Martin Bayer (born 1971) works in the fields of civic education and the cultural dimension of war. He has a vocational education in photography from Lette Verein Berlin, a BA in War Studies from King’s College London and a Master of Peace and Security Policy Studies from the Institute of Peace and Security Policy Studies at the University of Hamburg. One of his main subjects is the First World War about which he also wrote the centenary study for the German Foreign Office. His project Wartist (www.wartist.org) includes a bilingual blog website on war and the arts and curating various art exhibitions. His own photographic projects comprise series on disused military equipment and data on sunken warships. He lives and works in Berlin, Germany.
Disruptive pattern camouflage has become synonymous for military kit. Besides its military use, it is also an icon of its own, a symbol of protest as well as an aspect of fashion.
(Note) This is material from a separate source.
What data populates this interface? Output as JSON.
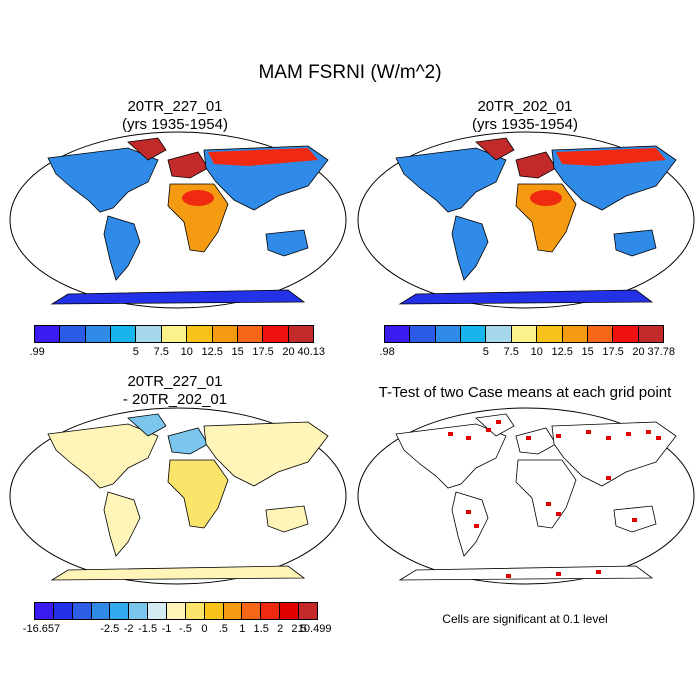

For centuries, military uniforms had been colourful to differentiate friend from foe on the battlefield, but also as a distinguishing feature towards civil society. With technological progress and the advent of both aviation and improved photography a century ago, camouflage became a necessity. Artists and zoologists played a huge role in developing camouflage patterns. Today, most nations have a distinct national camouflage, and often, specific services or special forces have their very own uniforms as a sign of distinction. Nevertheless, many patterns can be traced back to the 1930s and 1940s. While fooling an observer is at the heart of military camouflage, it remains to be ambivalent, with its roles ranging from a desired cloak of invisibility to an indicator of power and prowess. In the past decades, camouflage has become synonymous with the military, and simultaneously, a global icon on its own, a political statement and an aspect of fashion.